The above would also match a file, or a directory had .js
anywhere in the path, so we could improve that script by using a regular expression $
character, for example:
find /some/dir | grep -c '\.js$'
Now we are limiting the .js to show up only at the end of the file.
Listing all file extensions and the count of files in a directory
Here's one way to print out a list of extensions and the count the number of files of each type in the directory:
find /some/dir -type f | grep -o ".[^.]\+$" | sort | uniq -c
This will print out the number of the files in the directory by extension :
5 .js 3 .html 1 .css
How it works
First we have find /some/dir -type f
which just limits find to output all the files in the directory recursively. The -type f
omits directories from showing up in the list.
Next we have grep -o ".[^.]\+$"
the -o
tells grep to only output lines that match the pattern, and only output the match.
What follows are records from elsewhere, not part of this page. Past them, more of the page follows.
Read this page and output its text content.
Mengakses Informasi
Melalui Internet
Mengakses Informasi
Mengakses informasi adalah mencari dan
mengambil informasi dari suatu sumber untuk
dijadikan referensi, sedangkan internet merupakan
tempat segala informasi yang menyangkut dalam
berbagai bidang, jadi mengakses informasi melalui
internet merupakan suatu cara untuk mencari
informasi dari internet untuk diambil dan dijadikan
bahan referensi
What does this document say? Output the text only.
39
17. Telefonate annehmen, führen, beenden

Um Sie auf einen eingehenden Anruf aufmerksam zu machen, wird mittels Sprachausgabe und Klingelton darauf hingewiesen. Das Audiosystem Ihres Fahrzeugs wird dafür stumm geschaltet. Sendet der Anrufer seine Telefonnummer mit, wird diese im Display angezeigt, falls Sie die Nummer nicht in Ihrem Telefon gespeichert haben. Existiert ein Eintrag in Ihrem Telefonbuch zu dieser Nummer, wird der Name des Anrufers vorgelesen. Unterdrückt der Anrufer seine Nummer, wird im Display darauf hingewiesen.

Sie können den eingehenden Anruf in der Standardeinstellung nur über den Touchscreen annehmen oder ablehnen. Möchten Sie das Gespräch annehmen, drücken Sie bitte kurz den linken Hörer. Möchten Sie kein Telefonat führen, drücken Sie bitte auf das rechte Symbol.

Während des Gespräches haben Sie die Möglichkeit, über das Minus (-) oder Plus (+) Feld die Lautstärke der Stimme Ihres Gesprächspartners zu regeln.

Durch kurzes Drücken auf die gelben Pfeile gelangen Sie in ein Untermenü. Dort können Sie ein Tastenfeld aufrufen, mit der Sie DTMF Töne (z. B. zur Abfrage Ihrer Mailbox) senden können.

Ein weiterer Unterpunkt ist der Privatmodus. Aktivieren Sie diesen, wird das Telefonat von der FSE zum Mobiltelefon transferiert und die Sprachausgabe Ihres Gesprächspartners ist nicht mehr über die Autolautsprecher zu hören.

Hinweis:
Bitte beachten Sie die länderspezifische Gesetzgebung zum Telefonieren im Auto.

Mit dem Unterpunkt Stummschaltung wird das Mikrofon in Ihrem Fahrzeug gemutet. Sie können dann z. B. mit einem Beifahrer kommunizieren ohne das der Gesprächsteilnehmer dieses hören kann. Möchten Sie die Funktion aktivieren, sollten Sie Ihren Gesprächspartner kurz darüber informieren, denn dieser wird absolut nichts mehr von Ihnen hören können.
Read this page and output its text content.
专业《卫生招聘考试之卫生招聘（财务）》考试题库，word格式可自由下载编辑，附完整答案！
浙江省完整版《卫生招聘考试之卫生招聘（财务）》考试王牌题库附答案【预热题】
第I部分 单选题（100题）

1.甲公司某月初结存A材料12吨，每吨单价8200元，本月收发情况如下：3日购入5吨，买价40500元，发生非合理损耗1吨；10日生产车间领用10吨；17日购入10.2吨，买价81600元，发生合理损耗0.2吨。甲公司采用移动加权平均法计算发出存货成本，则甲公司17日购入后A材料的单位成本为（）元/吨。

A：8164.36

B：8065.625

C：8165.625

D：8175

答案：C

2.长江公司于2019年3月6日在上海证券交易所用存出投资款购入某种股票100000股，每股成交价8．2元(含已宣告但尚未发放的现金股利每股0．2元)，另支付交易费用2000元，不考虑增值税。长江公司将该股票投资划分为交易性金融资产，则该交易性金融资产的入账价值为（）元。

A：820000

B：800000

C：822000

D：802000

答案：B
The pattern is just a regex that says look for a dot followed by one or more chars that are not a dot [^.]\+
, at the end of a line $
.
Next we pipe into the sort
command which just puts every thing in order.
Finally we pipe into uniq -c
which counts each unique line (the file extensions) and prints out the results. Cool!
The one drawback to this approach is that it ignores any files that do not have a file extension.
Counting the number of files in a directory on Linux or Mac
If we just want to know how many files are in the directory, we can use a the find
command and the wc
(word count) command together, like this:
find /some/dir | wc -l
The above command will print out the count of files in a directory on linux, a mac or any unix based operating system.
Comments
Next we have grep -o ".[^.]\+$" the -o tells grep to only output lines that match the pattern, and only output the match. The pattern is just a regex that says look for a dot followed by one or more chars that are not a dot [^.]\+, at the end of a line $.
find -type f | grep -o ".[^./]\+$" | sort | uniq -c | sort -n include / in [^./] to exclude results with no file extension but . in a directory name in the path
What if you want to have a count of the extensions by folder, so you can run it recursively from a top level folder for example, and have a count of ext by each sub folder.